Tumbuh-tumbuhan yang ada di sabana lebih di dominasi oleh rerumputan. Oleh
karena itu, savana merupakan salah satu jenis padang rumput (Kimball,1999).
Pengamatan yang di lakukan pada savana meliputi 2 hal yaitu faktor biotik
dan faktor abiotik. Faktor abiotik adalah faktor fisik atau unsur alami yang sangat
berpengaruh terhadap kehidupan flora dan fauna. Yang termasuk faktor abiotik atau
faktor fisik yang diamati adalah suhu, kelembapan udara, pH dan kelembapan tanah,
intensitas cahaya dan kecepatan angin.
32
Pengukuran suhu dilakukan dengan alat thermometer. Dilakukan pengulangan
sebanyak tiga kali di tempat yang berbeda namun masih di dalam plot.

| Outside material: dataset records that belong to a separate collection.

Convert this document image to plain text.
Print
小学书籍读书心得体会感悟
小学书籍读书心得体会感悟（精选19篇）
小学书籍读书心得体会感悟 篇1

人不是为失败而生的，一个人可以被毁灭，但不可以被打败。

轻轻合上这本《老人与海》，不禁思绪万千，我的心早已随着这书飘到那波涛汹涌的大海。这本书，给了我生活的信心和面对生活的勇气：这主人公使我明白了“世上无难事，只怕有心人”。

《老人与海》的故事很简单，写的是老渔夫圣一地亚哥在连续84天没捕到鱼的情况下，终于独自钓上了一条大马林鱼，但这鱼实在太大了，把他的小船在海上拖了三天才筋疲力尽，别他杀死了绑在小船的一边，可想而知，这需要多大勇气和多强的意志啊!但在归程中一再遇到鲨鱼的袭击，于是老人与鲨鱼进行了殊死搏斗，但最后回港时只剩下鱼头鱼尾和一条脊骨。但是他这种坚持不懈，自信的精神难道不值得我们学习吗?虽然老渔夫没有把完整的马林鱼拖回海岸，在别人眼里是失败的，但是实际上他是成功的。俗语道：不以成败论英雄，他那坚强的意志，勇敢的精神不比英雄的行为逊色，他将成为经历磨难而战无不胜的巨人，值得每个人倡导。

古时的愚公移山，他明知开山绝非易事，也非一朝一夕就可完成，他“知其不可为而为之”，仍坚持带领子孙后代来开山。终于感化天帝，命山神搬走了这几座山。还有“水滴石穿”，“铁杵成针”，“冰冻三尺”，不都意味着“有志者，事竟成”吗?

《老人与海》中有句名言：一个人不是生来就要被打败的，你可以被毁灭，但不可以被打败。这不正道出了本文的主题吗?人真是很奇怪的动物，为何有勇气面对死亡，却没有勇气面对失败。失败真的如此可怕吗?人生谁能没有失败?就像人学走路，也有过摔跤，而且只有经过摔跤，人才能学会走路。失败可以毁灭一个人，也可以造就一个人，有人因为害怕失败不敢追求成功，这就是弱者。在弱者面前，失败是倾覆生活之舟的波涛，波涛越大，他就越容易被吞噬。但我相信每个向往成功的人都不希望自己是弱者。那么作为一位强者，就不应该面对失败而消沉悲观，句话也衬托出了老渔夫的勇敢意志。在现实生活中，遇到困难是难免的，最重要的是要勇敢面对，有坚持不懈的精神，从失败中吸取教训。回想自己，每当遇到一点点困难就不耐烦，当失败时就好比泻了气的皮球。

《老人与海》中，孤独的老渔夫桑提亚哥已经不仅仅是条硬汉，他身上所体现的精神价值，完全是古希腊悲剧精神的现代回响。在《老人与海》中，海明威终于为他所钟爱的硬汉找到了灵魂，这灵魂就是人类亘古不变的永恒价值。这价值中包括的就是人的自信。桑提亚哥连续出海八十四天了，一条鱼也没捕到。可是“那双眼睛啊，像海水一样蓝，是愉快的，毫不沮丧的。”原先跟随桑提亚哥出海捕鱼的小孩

Hasil dari
pengkuran suhu adalah 30,120C. Hal ini menunjukan bahwa suhu di daerah savana
cukup panas, dikarenakan sinar matahari yang terus menerus memapar daerah
tersebut secara langsung sehingga panas yang dipantulkan dari bumi cukup tinggi.
Untuk hasil pengamatan pengukuran pH tanah dengan menggunakan soil
tester di daerah savana dengan 3 kali pengulangan diperoleh rata – rata pH 6,4.
Sehingga dapat di katakana bahwa pH pada savana adalah asam.
Pengukuran kelembapan udara dilakukan dengan alat Hygrometer. Dilakukan
pengulangan sebanyak tiga kali di tempat yang berbeda namun tetap di dalam plot.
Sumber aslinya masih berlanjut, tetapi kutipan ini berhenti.